One of the first clues you’ll get about a lull is having to move crew off the rail. When this happens, you should also start making other adjustments, like easing your main or jib sheet. If the wind changes in small increments (i.e. a knot or two), the first thing I do is adjust mainsheet trim, and that may be all that’s necessary. Sometimes I also adjust the jib trim slightly, and if the wind increases a little more, I might pull a tad on the backstay to match the mainsheet.
I like to keep things as simple as possible, so we don’t make
a bunch of adjustments every time the wind changes. I generally don’t touch the
cunningham, outhaul or jib lead position. Instead, I focus on the mainsheet,
jib sheet, backstay and jib luff, in that order. This keeps us going fast, but
still lets us focus mainly on where we’re going.
What’s the most common reason why people go slow upwind, and what can they do to fix this?

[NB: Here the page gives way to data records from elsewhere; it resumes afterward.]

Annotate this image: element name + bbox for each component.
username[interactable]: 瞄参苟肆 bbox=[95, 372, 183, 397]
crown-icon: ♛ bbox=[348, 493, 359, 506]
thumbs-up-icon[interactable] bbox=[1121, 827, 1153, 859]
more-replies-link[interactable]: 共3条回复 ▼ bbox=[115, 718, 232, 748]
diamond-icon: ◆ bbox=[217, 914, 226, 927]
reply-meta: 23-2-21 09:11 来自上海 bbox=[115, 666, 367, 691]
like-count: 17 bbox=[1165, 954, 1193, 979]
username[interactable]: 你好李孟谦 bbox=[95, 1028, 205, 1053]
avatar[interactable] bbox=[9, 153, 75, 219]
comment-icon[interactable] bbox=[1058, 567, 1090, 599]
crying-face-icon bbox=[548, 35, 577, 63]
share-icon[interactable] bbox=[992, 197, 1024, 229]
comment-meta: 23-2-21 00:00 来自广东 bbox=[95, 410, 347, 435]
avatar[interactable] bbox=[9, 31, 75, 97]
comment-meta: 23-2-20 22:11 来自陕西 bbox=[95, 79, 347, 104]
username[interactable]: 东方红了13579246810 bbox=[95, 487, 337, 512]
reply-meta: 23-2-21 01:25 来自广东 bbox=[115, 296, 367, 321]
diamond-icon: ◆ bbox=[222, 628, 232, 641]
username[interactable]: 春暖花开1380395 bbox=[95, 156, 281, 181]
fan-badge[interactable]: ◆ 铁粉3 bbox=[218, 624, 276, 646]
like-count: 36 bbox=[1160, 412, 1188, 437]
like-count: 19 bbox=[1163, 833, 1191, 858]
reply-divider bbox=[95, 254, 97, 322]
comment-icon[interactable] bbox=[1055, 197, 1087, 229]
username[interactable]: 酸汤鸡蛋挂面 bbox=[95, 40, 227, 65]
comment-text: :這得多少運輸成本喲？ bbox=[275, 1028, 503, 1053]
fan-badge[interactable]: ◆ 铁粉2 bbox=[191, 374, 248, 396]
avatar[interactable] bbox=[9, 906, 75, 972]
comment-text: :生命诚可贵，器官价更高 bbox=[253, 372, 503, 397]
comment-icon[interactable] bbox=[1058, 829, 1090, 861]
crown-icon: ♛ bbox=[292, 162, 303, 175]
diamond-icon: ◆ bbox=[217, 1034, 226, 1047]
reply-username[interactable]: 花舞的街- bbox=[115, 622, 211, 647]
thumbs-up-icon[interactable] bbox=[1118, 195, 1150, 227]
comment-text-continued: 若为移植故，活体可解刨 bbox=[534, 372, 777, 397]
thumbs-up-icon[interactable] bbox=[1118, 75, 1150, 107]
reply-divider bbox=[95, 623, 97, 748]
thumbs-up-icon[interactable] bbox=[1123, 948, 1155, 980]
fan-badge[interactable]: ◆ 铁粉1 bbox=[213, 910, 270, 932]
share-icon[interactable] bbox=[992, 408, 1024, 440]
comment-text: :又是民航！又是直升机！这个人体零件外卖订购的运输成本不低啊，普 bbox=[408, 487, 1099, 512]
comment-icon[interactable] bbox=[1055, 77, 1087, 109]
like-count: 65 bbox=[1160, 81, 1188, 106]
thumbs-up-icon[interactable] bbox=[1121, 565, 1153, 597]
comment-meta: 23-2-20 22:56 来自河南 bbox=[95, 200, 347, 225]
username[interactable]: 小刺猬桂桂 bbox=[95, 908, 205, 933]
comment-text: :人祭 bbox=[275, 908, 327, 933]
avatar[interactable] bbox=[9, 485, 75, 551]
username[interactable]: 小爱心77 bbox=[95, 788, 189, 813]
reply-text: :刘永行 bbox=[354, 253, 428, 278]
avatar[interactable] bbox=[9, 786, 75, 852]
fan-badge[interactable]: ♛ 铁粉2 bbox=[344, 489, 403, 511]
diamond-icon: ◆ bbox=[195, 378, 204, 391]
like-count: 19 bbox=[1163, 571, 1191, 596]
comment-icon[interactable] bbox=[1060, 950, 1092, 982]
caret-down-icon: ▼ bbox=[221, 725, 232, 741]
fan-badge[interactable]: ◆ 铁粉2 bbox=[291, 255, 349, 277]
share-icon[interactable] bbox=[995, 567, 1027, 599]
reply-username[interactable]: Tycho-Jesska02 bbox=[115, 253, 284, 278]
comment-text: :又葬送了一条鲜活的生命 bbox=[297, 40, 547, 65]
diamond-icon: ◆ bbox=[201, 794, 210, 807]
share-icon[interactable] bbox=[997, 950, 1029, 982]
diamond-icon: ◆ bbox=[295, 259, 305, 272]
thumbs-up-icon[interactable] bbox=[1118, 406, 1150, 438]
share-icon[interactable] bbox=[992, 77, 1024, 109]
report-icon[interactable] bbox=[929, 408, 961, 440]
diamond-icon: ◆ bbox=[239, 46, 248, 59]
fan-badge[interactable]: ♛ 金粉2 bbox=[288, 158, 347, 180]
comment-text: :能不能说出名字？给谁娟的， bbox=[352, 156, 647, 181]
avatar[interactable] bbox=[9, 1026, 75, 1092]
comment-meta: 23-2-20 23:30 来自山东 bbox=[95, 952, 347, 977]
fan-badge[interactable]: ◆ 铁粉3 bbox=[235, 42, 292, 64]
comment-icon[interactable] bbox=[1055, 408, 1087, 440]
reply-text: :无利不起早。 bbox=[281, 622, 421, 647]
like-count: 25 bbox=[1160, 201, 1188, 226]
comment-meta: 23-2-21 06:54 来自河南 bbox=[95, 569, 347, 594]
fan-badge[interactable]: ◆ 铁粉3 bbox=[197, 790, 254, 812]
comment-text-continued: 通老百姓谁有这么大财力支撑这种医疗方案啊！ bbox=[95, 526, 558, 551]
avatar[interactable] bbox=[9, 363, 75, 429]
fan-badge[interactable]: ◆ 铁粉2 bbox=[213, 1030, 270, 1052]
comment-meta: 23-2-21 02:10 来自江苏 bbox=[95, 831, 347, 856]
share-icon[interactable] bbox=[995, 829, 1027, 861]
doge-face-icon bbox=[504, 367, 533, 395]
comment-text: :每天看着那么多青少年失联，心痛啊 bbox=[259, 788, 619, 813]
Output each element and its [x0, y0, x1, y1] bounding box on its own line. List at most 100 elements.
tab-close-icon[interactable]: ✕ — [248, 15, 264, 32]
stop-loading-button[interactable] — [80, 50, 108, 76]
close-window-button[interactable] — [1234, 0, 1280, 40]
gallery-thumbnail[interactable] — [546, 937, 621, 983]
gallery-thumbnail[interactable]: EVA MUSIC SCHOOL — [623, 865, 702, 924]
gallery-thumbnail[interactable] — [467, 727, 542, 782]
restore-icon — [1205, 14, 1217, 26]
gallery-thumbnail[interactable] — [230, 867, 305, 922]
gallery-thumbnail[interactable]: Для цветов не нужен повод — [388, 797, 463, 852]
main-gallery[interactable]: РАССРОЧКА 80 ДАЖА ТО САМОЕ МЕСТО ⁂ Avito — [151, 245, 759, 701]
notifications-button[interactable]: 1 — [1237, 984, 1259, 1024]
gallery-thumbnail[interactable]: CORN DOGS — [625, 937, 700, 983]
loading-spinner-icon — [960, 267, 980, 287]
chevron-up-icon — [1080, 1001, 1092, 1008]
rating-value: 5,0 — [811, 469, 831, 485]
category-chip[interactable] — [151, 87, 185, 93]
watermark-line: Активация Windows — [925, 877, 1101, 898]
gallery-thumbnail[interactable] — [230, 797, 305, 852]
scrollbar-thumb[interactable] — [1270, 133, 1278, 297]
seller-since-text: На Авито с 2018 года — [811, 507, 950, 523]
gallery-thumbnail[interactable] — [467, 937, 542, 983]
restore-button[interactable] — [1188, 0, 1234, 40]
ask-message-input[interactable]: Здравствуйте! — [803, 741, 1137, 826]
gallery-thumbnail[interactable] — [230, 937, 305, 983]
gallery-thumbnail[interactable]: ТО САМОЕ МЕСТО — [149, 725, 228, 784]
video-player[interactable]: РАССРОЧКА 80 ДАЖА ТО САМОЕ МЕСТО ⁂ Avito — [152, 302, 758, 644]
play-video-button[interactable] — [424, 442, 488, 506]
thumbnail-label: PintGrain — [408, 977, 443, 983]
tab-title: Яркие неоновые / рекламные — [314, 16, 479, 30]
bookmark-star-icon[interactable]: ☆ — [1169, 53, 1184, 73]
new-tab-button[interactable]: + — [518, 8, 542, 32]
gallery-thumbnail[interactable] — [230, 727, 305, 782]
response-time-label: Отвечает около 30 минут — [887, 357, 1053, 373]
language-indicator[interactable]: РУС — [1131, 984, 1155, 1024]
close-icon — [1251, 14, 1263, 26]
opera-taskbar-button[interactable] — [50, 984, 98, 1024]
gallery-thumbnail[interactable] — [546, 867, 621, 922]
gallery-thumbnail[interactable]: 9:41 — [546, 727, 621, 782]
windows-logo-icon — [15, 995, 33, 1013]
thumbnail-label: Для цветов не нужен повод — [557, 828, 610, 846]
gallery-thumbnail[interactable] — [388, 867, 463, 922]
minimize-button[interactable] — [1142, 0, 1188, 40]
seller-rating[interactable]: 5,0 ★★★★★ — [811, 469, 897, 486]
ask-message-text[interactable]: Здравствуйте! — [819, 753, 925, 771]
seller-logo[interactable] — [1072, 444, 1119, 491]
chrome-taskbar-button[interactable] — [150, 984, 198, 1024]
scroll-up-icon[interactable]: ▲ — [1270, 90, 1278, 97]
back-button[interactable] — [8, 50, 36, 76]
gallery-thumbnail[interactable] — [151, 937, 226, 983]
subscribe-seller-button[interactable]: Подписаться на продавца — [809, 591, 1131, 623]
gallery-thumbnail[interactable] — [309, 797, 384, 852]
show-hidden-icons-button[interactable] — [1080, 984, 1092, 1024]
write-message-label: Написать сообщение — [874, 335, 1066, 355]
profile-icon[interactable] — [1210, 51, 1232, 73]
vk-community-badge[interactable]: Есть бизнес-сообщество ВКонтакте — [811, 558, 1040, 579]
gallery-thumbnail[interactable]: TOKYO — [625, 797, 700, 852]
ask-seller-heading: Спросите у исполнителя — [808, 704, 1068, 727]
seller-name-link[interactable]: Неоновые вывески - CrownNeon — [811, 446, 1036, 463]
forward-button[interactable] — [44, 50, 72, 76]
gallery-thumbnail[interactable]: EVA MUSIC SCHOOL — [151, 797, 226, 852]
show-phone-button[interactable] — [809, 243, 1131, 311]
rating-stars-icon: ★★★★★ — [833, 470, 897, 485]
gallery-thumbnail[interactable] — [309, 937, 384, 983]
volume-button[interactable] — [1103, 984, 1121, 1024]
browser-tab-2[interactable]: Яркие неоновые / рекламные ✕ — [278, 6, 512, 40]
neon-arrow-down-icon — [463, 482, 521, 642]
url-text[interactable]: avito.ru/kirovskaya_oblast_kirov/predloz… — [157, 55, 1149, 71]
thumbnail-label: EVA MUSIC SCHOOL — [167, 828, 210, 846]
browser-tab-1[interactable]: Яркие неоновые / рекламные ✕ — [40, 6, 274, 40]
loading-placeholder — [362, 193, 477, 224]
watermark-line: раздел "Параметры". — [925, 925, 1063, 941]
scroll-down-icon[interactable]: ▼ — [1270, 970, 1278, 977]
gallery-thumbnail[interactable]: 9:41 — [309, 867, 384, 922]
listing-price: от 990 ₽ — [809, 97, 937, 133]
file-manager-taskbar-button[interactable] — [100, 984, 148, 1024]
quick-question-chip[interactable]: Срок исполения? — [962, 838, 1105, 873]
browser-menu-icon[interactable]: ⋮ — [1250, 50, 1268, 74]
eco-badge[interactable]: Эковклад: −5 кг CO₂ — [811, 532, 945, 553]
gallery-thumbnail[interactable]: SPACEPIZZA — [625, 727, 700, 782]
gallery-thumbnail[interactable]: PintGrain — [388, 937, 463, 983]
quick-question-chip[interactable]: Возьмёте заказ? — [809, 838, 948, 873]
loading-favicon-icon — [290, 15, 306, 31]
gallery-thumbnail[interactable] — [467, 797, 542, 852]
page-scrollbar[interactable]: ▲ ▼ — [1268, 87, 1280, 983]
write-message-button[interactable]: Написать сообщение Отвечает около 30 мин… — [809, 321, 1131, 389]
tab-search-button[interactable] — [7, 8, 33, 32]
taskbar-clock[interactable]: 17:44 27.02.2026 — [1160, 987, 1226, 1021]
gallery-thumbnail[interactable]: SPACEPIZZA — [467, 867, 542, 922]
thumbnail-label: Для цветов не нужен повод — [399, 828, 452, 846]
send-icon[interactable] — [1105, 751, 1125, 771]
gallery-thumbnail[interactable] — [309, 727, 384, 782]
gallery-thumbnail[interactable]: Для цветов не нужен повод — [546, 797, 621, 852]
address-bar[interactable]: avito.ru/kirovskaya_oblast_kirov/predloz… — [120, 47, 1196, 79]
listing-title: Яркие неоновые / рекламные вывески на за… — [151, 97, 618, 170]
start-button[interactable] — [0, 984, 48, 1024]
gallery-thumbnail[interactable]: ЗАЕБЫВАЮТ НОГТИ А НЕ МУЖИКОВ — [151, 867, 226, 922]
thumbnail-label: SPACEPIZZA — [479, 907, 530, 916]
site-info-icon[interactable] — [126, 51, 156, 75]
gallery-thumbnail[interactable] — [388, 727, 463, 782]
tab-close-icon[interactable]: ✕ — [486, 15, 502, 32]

I think the most common reason why boats don’t perform well upwind is that their sails are not trimmed hard enough, especially the main. I’m guessing that people see the telltale on the main’s upper leech and think it should be flowing all the time. But we know if the top telltale is flowing in anything but the lightest air, the main is too far out. So you can’t be afraid to make the top telltale stall. If you don’t trim the main, you won’t point.
On the other hand, trimming too tight is probably the worst thing you can do for boatspeed. As the saying goes, “If in doubt, let it out.” Don’t get carried away, though. The most common complaint I hear from sailors is that they are not pointing as high as other boats. The best way to point higher is usually to trim your mainsail a little harder. However, you must be going fast first. The trick is finding a middle ground where you are trimmed tight enough for good pointing, but not so tight that your sails stall and make you go slow.
No matter how well you know any boat, there will be times when you get completely mixed up on the sail trim. You’re out of sync and slow. This is why I’m a firm believer in using lots of reference marks. I mark my jib halyard, jib leads, outhaul, mainsheet and backstay. I figure if we can get all these in the ballpark, we should be OK.
When we’re going slow, we let everything out an inch or two so
we’re in an undertrimmed, bow down, fast mode. The goal is simply to get our
speed up so we are sailing faster, although lower, than the boats around us.
Then we’ll just start slowly trimming back in again and work on height.